Second, localized water quality problems can be expected to lead to lower and lower effluent phosphorus limitations. Historically, effluents limits of 1 or 2 mg total phosphorus (TP) per liter have been broadly applied in regions of the U.S.A., such as in the Great Lakes Drainage Basin (1 mg/L) and the Lower Susquehanna River Basin (2 mg/L). However, localized water quality conditions are leading to lower effluent phosphorus limits in some areas. One area where this has been the case for a number of years is the lower Potomac River Basin where municipal plants must meet discharge limits that are lower than 0.2 mg TP/L.

Concerns over nitrogen compounds have been primarily over ammonia toxicity to aquatic organisms, which has resulted in nitrification requirements being implemented more broadly than even phosphorus removal. Like for phosphorus, the extent of nitrification is expected to increase. It is anticipated that 27% of the total U.S.A. sewage flow will be treated for nitrification by the year 2000(1).
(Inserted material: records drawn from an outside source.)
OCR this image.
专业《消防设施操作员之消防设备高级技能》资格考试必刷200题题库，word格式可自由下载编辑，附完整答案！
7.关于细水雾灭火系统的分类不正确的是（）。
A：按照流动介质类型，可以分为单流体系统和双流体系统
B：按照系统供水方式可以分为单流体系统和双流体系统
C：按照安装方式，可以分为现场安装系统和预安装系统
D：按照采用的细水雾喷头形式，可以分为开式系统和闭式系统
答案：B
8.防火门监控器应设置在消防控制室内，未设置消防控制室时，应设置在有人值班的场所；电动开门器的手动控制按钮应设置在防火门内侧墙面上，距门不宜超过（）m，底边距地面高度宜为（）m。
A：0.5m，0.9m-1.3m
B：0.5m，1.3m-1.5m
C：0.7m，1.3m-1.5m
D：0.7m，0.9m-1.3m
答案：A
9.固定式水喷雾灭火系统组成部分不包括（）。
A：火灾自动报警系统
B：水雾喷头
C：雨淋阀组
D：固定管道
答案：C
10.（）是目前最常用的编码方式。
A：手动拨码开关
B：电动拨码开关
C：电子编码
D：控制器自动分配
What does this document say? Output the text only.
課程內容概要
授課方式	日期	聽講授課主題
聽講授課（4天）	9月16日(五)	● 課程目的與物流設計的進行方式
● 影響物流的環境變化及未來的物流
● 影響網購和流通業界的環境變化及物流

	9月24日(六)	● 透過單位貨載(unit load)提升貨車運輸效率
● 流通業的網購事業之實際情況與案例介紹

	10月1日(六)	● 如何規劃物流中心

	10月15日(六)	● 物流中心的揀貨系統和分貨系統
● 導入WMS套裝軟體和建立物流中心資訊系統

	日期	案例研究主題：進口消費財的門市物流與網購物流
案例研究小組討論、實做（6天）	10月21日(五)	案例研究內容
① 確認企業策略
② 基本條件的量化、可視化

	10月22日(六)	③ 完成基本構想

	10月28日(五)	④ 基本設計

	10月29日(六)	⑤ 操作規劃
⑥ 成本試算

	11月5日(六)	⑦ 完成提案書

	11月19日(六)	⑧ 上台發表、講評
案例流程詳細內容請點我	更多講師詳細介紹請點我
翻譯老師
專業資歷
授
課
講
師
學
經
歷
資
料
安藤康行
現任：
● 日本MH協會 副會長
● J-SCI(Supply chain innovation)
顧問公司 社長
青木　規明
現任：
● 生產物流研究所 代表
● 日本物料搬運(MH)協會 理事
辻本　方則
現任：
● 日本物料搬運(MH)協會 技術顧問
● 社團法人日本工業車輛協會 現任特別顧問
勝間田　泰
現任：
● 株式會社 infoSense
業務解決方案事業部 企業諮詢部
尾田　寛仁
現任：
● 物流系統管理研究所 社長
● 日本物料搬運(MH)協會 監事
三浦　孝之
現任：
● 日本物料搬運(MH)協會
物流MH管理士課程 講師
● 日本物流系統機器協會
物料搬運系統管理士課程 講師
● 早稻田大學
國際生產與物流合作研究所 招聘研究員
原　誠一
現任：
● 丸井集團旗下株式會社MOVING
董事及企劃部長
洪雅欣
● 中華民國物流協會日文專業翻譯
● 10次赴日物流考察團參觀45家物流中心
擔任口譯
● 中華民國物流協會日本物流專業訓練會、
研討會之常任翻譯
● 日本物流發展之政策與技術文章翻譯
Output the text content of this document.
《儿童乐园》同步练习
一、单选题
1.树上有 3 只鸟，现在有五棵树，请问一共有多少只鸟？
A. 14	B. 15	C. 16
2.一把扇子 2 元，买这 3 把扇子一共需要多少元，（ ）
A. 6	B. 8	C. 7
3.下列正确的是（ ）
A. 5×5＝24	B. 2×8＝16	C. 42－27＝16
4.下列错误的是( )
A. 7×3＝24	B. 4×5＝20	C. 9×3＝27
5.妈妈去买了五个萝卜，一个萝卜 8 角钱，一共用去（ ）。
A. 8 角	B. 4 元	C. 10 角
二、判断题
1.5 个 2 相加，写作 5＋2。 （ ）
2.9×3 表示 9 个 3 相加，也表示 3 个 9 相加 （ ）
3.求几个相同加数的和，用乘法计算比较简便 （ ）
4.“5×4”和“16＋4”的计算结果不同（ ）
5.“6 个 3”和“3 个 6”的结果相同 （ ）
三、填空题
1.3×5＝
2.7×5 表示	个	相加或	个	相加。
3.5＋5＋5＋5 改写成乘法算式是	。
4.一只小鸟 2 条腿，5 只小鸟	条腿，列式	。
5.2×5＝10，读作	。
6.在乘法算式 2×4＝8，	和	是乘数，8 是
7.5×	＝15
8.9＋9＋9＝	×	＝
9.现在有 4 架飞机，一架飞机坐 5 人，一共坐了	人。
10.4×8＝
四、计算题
In contrast to phosphorus, requirements for nitrogen removal from municipal wastewaters historically have been applied on a limited basis in situations where nitrogen reductions are needed to correct localized water quality problems. However, an increasing trend in the future toward nitrogen removal requirements can be expected due to at least a couple of factors. First, nitrogen removal is now being considered on a broad-scale basis to reduce the availability of this nutrient to aquatic plants. For example, removal of nitrogen at municipal wastewater treatment plants is being considered throughout the Chesapeake Bay Drainage Basin. Second, broad-scale removal of nitrogen is being considered in areas where there is concern over the fate of nitrogen compounds in ground water drinking supplies that depend on recharge using municipal wastewaters. The proportion of the total U.S.A. sewage flow treated for removal of nitrogen is expected to double from 1982 levels by the year 2000, to approximately 2%(1).

As urban populations and, therefore, sewage flows increase and the accomplishments of current control programs become more apparent, consideration may be given in the future to more stringent municipal effluent limits for phosphorus and nitrogen to address local water quality problems.

All of the steps to date to control municipal phosphorus and nitrogen have not come without some considerable effort and cost. Nor will future reductions be effortless. However, programs to control nutrients over the past two decades have encouraged the development not only in the U.S.A. but elsewhere in the world of many treatment technologies for phosphorus and nitrogen removal. While dependable treatment technologies, such as chemical treatment for phosphorus removal, have been successfully utilized over these past two decades, improved understanding of the principles of the process has led to more efficient use of the approach. In addition, improved understanding of the mechanisms behind the biological removal of phosphorus will lead to broader and more efficient application of this approach. Similar comments can be made regarding the technologies for removal of nitrogen.

This document summarizes the available technologies for removing phosphorus and nitrogen from municipal sewage, with emphasis on those that are expected to see prominent use either because of their treatment capabilities or their ease and cost of operation, or both. The information is presented in two sequential blocks: one on the chemical, biological, and physical principles behind the available treatment technologies; a second on the design and operation of processes and systems based on these principles.

The information presented is based on available literature, as well as the experiences of the authors. It is presented in a format and with appropriate detail to assist those involved in the early stages of addressing the need to initiate nutrient removal at a facility or evaluating the feasibility of achieving lower effluent nutrient limits, such as personnel in government agencies, consulting and design engineers, and plant operators. Where appropriate the reader is directed to documents containing more detailed information on the design and operation of these types of facilities.

The presence of nitrogen in a wastewater discharge can be undesirable for several reasons: as free ammonia it is toxic to fish and many other aquatic organisms; as ammonium ion or ammonia it is an oxygen-consuming compound which will deplete the dissolved oxygen in receiving water; in all forms, nitrogen can be available as a nutrient to aquatic plants and consequently contribute to eutrophication; as the nitrate ion it is a potential public health hazard in water consumed by infants. Depending upon local circumstances, removal of all forms of nitrogen or just ammonium may be required. Both objectives can be achieved economically in biological treatment systems.